The upper aqueous phase contains RNA, the interphase (precipitate) contains precipitated protein and genomic DNA and the lower phase contains soluble proteins and other cellular components.

While transferring the aqueous phase to a fresh tube, make sure nothing even traces from the interphase or organic phase is transferred along with the aqueous phase. It would be a good idea to sacrifice some aqueous phase instead of transferring traces of other phases.

Step 3: Recover RNA from the aqueous phase by isopropanol-precipitation.
◊ Add 1 volume of ice-cold isopropanol (if the volume of the aqueous phase is ≈400 µL, add 400 µL isopropanol) in the aqueous phase and mix by inverting the tube several times.
◊ Centrifuge at high speed (12,000 × g or more) for 30 min at 4°C.
◊ Discard the supernatant.

It is not required to remove the supernatant completely. If there is some supernatant left in this step, it will not harm the next step, which is washing with 75% ethanol.

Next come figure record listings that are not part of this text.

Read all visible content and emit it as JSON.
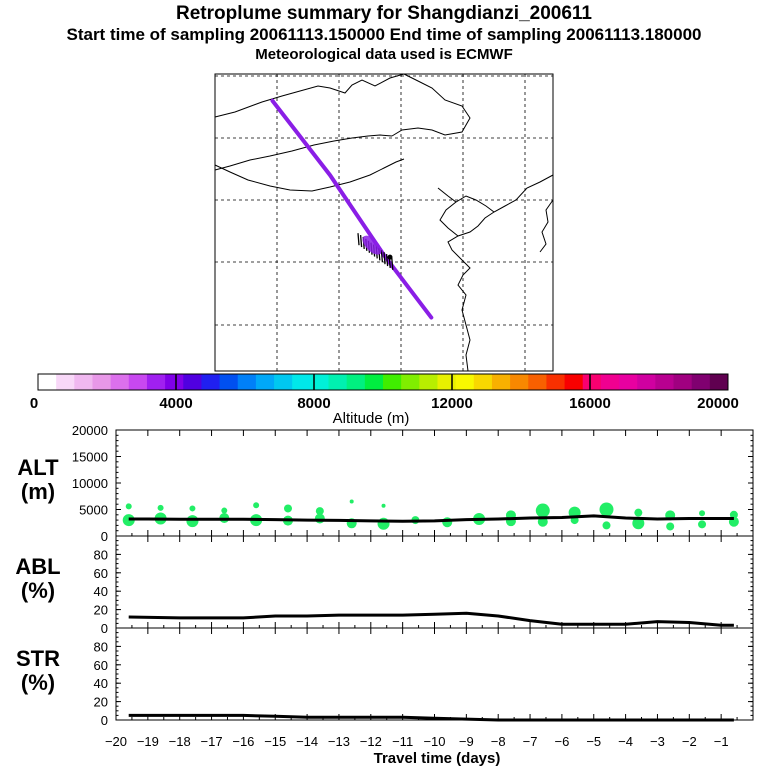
{
  "header": {
    "title": "Retroplume summary for Shangdianzi_200611",
    "sampling_line": "Start time of sampling 20061113.150000     End time of sampling 20061113.180000",
    "met_line": "Meteorological data used is ECMWF"
  },
  "colors": {
    "plume": "#8a1ee6",
    "receptor": "#000000",
    "alt_blob": "#22ee66",
    "line": "#000000",
    "grid": "#000000"
  },
  "colorbar": {
    "label": "Altitude (m)",
    "ticks": [
      "0",
      "4000",
      "8000",
      "12000",
      "16000",
      "20000"
    ],
    "colors": [
      "#ffffff",
      "#f8d8f8",
      "#f0b8f0",
      "#e898e8",
      "#dc70ec",
      "#c848f0",
      "#a020f0",
      "#8000e8",
      "#5000e0",
      "#2020f0",
      "#0050f0",
      "#0080f8",
      "#00a8f8",
      "#00c8f0",
      "#00e8ea",
      "#00f0d8",
      "#00f0b0",
      "#00f080",
      "#00ee40",
      "#40ee00",
      "#80ee00",
      "#b8ee00",
      "#e8f000",
      "#f8f800",
      "#f8d800",
      "#f8b000",
      "#f88800",
      "#f86000",
      "#f83000",
      "#f80000",
      "#f80070",
      "#f00090",
      "#e800a0",
      "#d000a0",
      "#b80090",
      "#a00080",
      "#800070",
      "#600050"
    ]
  },
  "chart_data": [
    {
      "type": "map",
      "panel": "trajectory-map",
      "plume_path_frac": [
        [
          0.17,
          0.09
        ],
        [
          0.34,
          0.34
        ],
        [
          0.5,
          0.61
        ],
        [
          0.64,
          0.82
        ]
      ],
      "receptor": "Shangdianzi"
    },
    {
      "type": "scatter+line",
      "panel": "ALT",
      "ylabel": "ALT\n(m)",
      "ylim": [
        0,
        20000
      ],
      "yticks": [
        "20000",
        "15000",
        "10000",
        "5000",
        "0"
      ],
      "x": [
        -19.6,
        -19,
        -18,
        -17,
        -16,
        -15,
        -14,
        -13,
        -12,
        -11,
        -10,
        -9,
        -8,
        -7,
        -6,
        -5,
        -4,
        -3,
        -2,
        -1,
        -0.6
      ],
      "mean_line": [
        3200,
        3200,
        3150,
        3150,
        3150,
        3100,
        3000,
        2950,
        2850,
        2800,
        2850,
        3100,
        3200,
        3400,
        3500,
        3800,
        3400,
        3200,
        3300,
        3300,
        3300
      ],
      "blobs": [
        {
          "x": -19.6,
          "y": 3000,
          "s": 6
        },
        {
          "x": -19.6,
          "y": 5600,
          "s": 3
        },
        {
          "x": -18.6,
          "y": 3300,
          "s": 6
        },
        {
          "x": -18.6,
          "y": 5300,
          "s": 3
        },
        {
          "x": -17.6,
          "y": 2800,
          "s": 6
        },
        {
          "x": -17.6,
          "y": 5200,
          "s": 3
        },
        {
          "x": -16.6,
          "y": 3400,
          "s": 5
        },
        {
          "x": -16.6,
          "y": 4800,
          "s": 3
        },
        {
          "x": -15.6,
          "y": 3000,
          "s": 6
        },
        {
          "x": -15.6,
          "y": 5800,
          "s": 3
        },
        {
          "x": -14.6,
          "y": 2900,
          "s": 5
        },
        {
          "x": -14.6,
          "y": 5200,
          "s": 4
        },
        {
          "x": -13.6,
          "y": 3300,
          "s": 5
        },
        {
          "x": -13.6,
          "y": 4700,
          "s": 4
        },
        {
          "x": -12.6,
          "y": 2400,
          "s": 5
        },
        {
          "x": -12.6,
          "y": 6500,
          "s": 2
        },
        {
          "x": -11.6,
          "y": 2300,
          "s": 6
        },
        {
          "x": -11.6,
          "y": 5700,
          "s": 2
        },
        {
          "x": -10.6,
          "y": 3000,
          "s": 4
        },
        {
          "x": -9.6,
          "y": 2600,
          "s": 5
        },
        {
          "x": -8.6,
          "y": 3200,
          "s": 6
        },
        {
          "x": -7.6,
          "y": 2800,
          "s": 5
        },
        {
          "x": -7.6,
          "y": 3900,
          "s": 5
        },
        {
          "x": -6.6,
          "y": 4800,
          "s": 7
        },
        {
          "x": -6.6,
          "y": 2700,
          "s": 5
        },
        {
          "x": -5.6,
          "y": 4400,
          "s": 6
        },
        {
          "x": -5.6,
          "y": 3000,
          "s": 4
        },
        {
          "x": -4.6,
          "y": 5000,
          "s": 7
        },
        {
          "x": -4.6,
          "y": 2000,
          "s": 4
        },
        {
          "x": -3.6,
          "y": 4400,
          "s": 4
        },
        {
          "x": -3.6,
          "y": 2400,
          "s": 6
        },
        {
          "x": -2.6,
          "y": 3900,
          "s": 5
        },
        {
          "x": -2.6,
          "y": 1800,
          "s": 4
        },
        {
          "x": -1.6,
          "y": 4300,
          "s": 3
        },
        {
          "x": -1.6,
          "y": 2200,
          "s": 4
        },
        {
          "x": -0.6,
          "y": 4000,
          "s": 4
        },
        {
          "x": -0.6,
          "y": 2700,
          "s": 5
        }
      ]
    },
    {
      "type": "line",
      "panel": "ABL",
      "ylabel": "ABL\n(%)",
      "ylim": [
        0,
        100
      ],
      "yticks": [
        "80",
        "60",
        "40",
        "20",
        "0"
      ],
      "x": [
        -19.6,
        -18,
        -17,
        -16,
        -15,
        -14,
        -13,
        -12,
        -11,
        -10,
        -9,
        -8,
        -7,
        -6,
        -5,
        -4,
        -3,
        -2,
        -1,
        -0.6
      ],
      "values": [
        12,
        11,
        11,
        11,
        13,
        13,
        14,
        14,
        14,
        15,
        16,
        13,
        8,
        4,
        4,
        4,
        7,
        6,
        3,
        3
      ]
    },
    {
      "type": "line",
      "panel": "STR",
      "ylabel": "STR\n(%)",
      "ylim": [
        0,
        100
      ],
      "yticks": [
        "80",
        "60",
        "40",
        "20",
        "0"
      ],
      "x": [
        -19.6,
        -18,
        -17,
        -16,
        -15,
        -14,
        -13,
        -12,
        -11,
        -10,
        -9,
        -8,
        -7,
        -6,
        -5,
        -4,
        -3,
        -2,
        -1,
        -0.6
      ],
      "values": [
        5,
        5,
        5,
        5,
        4,
        3,
        3,
        3,
        3,
        2,
        1,
        0,
        0,
        0,
        0,
        0,
        0,
        0,
        0,
        0
      ]
    }
  ],
  "xaxis": {
    "label": "Travel time (days)",
    "ticks": [
      "−20",
      "−19",
      "−18",
      "−17",
      "−16",
      "−15",
      "−14",
      "−13",
      "−12",
      "−11",
      "−10",
      "−9",
      "−8",
      "−7",
      "−6",
      "−5",
      "−4",
      "−3",
      "−2",
      "−1"
    ]
  }
}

The pellet of RNA will appear transparent and will be difficult to see. It will also be loosely attached to the bottom of the centrifuge tube. It is possible that while discarding the supernatant, you may lose the RNA pellet, so be careful at this step. So, instead of decanting the supernatant, you can use a micropipette (P1000) to remove the supernatant.

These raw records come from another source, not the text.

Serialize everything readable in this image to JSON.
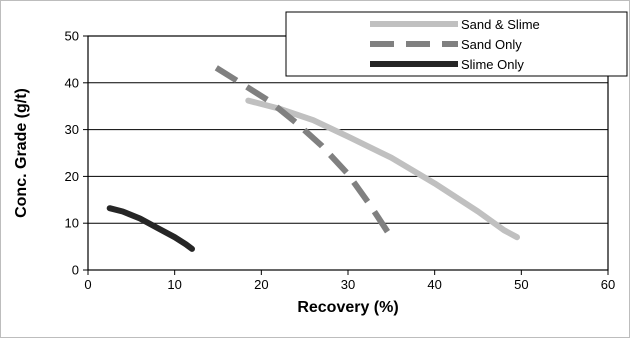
{
  "chart_data": {
    "type": "line",
    "title": "",
    "xlabel": "Recovery (%)",
    "ylabel": "Conc. Grade (g/t)",
    "xlim": [
      0,
      60
    ],
    "ylim": [
      0,
      50
    ],
    "x_ticks": [
      0,
      10,
      20,
      30,
      40,
      50,
      60
    ],
    "y_ticks": [
      0,
      10,
      20,
      30,
      40,
      50
    ],
    "grid": "horizontal",
    "legend_position": "top-right",
    "series": [
      {
        "name": "Sand & Slime",
        "color": "#c0c0c0",
        "dash": "solid",
        "points": [
          [
            18.5,
            36.2
          ],
          [
            22,
            34.5
          ],
          [
            26,
            32
          ],
          [
            30,
            28.5
          ],
          [
            35,
            24
          ],
          [
            40,
            18.5
          ],
          [
            45,
            12.5
          ],
          [
            48,
            8.5
          ],
          [
            49.5,
            7
          ]
        ]
      },
      {
        "name": "Sand Only",
        "color": "#808080",
        "dash": "dashed",
        "points": [
          [
            14.8,
            43.2
          ],
          [
            18,
            39.5
          ],
          [
            21,
            36
          ],
          [
            24,
            31.5
          ],
          [
            27,
            26.5
          ],
          [
            30,
            20.5
          ],
          [
            32.5,
            14
          ],
          [
            34.8,
            7.5
          ]
        ]
      },
      {
        "name": "Slime Only",
        "color": "#262626",
        "dash": "solid",
        "points": [
          [
            2.5,
            13.2
          ],
          [
            4,
            12.5
          ],
          [
            6,
            11
          ],
          [
            8,
            9
          ],
          [
            10,
            7
          ],
          [
            11.3,
            5.5
          ],
          [
            12,
            4.5
          ]
        ]
      }
    ]
  }
}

Step 4: Washing of RNA pellet with 75% ethanol.
◊ Dislodge the pellet by flicking the tube with your finger a few times or by vortexing for a few seconds.
◊ Add 500 µL of 75% ethanol and mix by inverting the tube several times.
◊ Centrifuge at high speed (12,000 × g or more) for 15 min at 4°C.
◊ Carefully discard the supernatant without losing the pellet.
◊ Centrifuge the tube for a few seconds to bring the remaining liquid to the bottom of the tube. Use a P100 micropipette to remove it.
◊ Air-dry the pellet for 5 – 10 min by leaving it on the bench with the cap open.

Don’t use a vacuum centrifuge to dry the pellet. It may be difficult to dissolve the pellet if it is too dry.

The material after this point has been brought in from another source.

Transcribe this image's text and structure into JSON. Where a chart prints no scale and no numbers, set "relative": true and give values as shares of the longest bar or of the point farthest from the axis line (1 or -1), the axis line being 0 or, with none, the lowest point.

Step 5: Dissolve the pellet in 30 – 50 µL of nuclease-free water. 
Add 30 – 50 µL of nuclease-free water in the pellet and leave it at room temperature for 20 – 30 min with occasionally shaking the tube to dissolve the RNA.

If you want to dissolve RNA by incubating it at 60°C for 10 – 15 min, you must add 30 – 50 µL of 0.1 mM EDTA instead of nuclease-free water. Heating RNA in presence of divalent cations leads to hydrolysis of RNA. EDTA chelates divalent cations, thus protecting RNA from hydrolysis.

Optional: You can proceed to determine concentration of RNA and check the quality by gel electrophoresis.

RNA can be stored at -20°C (for few months) or – 80°C (for years).